La « Russie-Eurasie » n’est pas européenne
Le « story-telling » et l’élaboration de narratifs tenant lieu de conception du monde, le rapprochement franco-russe est accompagné des habituelles références historico-littéraires, sur le thème « Poutine-Pouchkine ». En fait, ce sont les mânes de Dostoïevski, grand panslaviste devant l’Eternel, celles de Voltaire et de Diderot, acquis au despotisme de Catherine II, qui ont été évoquées. La trame de ce méta-récit : « La Russie est profondément européenne ». Rien n’est moins évident. Appréhendée sur le plan de la géohistoire et des configurations spatiales, de la culture et des orientations géopolitiques, la Russie apparaît comme profondément eurasiatique : cette « Russie-Eurasie » n’est pas et ne se pense pas comme une portion d’Europe vouée à s’unir à l’ancien Occident (l’Europe occidentale et centrale). Les deux siècles et demi de joug mongol ont exercé une profonde empreinte, une époque mise à profit par la Moscovie pour prendre l’ascendant sur les principautés issues de la Rus’ médiévale. Lorsqu’elle s’émancipe de la domination mongole, c’est pour tourner le dos à l’Occident, prendre le contrôle de la Volga (un fleuve asiapète) et franchir l’Oural. Sous Pierre le Grand, c’est comme puissance conquérante que l’Empire russe se tourne vers l’Europe.

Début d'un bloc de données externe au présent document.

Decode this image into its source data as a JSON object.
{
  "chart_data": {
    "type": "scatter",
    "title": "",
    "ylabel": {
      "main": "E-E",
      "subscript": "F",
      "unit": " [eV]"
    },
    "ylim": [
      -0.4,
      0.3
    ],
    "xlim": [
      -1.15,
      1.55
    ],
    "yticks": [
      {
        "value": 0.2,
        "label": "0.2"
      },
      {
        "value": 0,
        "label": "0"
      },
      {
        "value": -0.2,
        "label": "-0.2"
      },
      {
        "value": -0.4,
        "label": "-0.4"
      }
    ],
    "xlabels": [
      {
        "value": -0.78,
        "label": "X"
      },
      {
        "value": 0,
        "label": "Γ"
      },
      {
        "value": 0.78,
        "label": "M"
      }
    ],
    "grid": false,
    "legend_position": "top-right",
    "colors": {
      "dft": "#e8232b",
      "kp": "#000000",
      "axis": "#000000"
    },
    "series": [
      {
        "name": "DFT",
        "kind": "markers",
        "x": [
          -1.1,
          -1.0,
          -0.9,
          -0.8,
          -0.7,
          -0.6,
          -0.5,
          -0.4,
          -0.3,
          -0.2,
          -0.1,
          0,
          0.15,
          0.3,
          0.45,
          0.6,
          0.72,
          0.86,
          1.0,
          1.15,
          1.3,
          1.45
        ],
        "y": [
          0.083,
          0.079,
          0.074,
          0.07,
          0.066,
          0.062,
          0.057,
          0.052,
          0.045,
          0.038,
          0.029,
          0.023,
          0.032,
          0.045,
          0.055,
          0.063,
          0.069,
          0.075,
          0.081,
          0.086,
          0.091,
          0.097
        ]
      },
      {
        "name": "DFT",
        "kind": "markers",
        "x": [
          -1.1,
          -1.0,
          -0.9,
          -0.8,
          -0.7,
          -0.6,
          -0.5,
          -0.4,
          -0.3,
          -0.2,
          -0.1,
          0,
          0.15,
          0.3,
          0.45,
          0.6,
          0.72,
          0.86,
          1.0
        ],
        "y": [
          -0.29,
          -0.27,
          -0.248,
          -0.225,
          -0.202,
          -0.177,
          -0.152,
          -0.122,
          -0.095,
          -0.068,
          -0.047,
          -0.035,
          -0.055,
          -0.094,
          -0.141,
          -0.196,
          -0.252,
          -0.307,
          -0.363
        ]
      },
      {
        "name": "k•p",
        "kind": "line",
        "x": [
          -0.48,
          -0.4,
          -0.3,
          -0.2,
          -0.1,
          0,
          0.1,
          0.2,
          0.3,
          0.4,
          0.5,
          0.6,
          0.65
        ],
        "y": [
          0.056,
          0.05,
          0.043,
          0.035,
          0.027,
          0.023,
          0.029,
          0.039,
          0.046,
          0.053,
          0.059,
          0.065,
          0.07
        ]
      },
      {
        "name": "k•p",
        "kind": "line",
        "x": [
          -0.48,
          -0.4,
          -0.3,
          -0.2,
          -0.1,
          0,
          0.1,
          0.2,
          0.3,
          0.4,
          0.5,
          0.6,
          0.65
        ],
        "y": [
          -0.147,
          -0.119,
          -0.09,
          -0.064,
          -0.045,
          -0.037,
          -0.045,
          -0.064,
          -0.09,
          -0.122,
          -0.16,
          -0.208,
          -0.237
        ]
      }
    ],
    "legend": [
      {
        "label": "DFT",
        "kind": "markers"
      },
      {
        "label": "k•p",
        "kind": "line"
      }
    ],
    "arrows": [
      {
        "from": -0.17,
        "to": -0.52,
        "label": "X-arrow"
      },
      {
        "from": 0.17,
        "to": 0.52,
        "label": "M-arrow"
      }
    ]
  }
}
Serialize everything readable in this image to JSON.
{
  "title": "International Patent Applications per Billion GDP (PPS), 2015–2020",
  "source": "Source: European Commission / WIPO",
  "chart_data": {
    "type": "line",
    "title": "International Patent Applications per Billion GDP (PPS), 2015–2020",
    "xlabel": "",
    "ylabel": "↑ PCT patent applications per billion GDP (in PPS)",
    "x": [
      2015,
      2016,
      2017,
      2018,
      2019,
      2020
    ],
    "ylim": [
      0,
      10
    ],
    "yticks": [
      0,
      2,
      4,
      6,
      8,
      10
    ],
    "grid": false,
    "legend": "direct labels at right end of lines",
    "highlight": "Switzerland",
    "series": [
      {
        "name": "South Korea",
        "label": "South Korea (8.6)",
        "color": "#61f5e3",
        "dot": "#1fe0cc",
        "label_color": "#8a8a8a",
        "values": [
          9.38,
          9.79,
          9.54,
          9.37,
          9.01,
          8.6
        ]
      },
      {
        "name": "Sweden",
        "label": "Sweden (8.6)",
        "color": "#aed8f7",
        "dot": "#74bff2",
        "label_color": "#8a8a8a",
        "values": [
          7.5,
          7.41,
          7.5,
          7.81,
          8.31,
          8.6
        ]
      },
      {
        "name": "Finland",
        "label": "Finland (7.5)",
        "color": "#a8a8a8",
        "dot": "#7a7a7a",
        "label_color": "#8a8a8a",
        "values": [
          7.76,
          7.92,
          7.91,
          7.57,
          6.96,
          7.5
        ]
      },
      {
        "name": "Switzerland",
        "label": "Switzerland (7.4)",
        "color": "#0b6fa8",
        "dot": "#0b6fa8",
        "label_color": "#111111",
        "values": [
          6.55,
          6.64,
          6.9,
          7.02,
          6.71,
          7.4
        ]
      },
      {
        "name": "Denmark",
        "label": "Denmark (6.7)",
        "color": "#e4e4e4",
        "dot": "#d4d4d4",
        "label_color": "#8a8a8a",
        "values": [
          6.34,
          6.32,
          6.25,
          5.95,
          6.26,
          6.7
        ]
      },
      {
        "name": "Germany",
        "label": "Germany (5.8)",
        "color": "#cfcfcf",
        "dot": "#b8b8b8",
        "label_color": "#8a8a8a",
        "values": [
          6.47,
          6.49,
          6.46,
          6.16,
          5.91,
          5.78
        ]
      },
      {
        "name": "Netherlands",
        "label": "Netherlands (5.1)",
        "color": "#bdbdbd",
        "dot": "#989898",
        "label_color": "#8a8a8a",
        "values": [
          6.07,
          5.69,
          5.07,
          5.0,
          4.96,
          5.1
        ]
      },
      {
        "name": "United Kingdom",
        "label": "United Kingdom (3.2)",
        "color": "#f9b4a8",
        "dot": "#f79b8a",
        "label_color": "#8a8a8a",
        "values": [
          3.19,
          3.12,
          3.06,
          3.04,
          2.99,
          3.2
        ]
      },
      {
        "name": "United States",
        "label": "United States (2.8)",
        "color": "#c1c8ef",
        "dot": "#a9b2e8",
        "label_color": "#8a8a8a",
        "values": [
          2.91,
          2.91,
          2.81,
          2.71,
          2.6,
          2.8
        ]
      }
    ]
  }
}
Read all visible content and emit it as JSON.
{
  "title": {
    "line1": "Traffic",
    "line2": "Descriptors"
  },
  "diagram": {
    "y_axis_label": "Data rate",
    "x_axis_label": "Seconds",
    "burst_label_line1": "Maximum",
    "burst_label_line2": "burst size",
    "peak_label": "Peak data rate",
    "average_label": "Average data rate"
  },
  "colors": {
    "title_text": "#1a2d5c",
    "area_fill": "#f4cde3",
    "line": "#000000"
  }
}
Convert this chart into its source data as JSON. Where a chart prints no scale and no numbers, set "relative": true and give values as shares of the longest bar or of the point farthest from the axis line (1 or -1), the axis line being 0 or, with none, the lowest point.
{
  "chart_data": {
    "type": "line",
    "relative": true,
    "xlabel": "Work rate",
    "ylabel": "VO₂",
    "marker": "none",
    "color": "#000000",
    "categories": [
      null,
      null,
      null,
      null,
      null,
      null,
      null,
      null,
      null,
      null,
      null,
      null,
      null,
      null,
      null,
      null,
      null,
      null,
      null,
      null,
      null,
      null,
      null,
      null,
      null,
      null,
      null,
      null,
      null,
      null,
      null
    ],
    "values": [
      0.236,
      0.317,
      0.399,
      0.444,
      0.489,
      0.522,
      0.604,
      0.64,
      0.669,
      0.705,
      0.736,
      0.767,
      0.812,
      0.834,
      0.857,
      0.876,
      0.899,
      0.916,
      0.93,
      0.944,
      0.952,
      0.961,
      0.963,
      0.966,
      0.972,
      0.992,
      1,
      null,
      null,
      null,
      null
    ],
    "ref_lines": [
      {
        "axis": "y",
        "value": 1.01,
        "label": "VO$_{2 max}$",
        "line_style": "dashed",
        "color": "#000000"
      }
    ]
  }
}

Au vrai, il n’y aurait pas grand sens à reprocher à la Russie son caractère eurasiatique, d’autant plus que cette histoire compte de grandes époques et des pages épiques. Simplement, c’est une question de faits et de vérité historique. A cheval sur plusieurs mondes, l’identité russe est composite et le continent européen prend fin quelque part entre Varsovie et Moscou, l’isthme Baltique-mer Noire fournissant un repère géopolitique. En toute rigueur, la Russie ne saurait donc être qualifiée de « profondément européenne ». Dès le XVIIIe siècle, la découverte de la civilisation des Kourganes, de la Sibérie aux steppes pontiques, interpellait les élites intellectuelles : les Russes ne seraient-ils pas des Asiates de l’Ouest plutôt que des Européens de l’Est ? Par la suite, slavophiles et doctrinaires orientaux du panslavisme ont élaboré une conception du monde renouvelée par les penseurs eurasistes. L’un d’entre eux, Piotr Savitsky (1895-1968), décrit la Russie comme formant un « troisième continent », avec des caractéristiques distinctes de l’Europe et de l’Asie, tant sur le plan de la géologie, du climat et de la botanique que sur celui des langues. Influencé par la théorie du Heartland, il considère la Russie-Eurasie comme le centre de gravité géopolitique de l’Ancien Monde.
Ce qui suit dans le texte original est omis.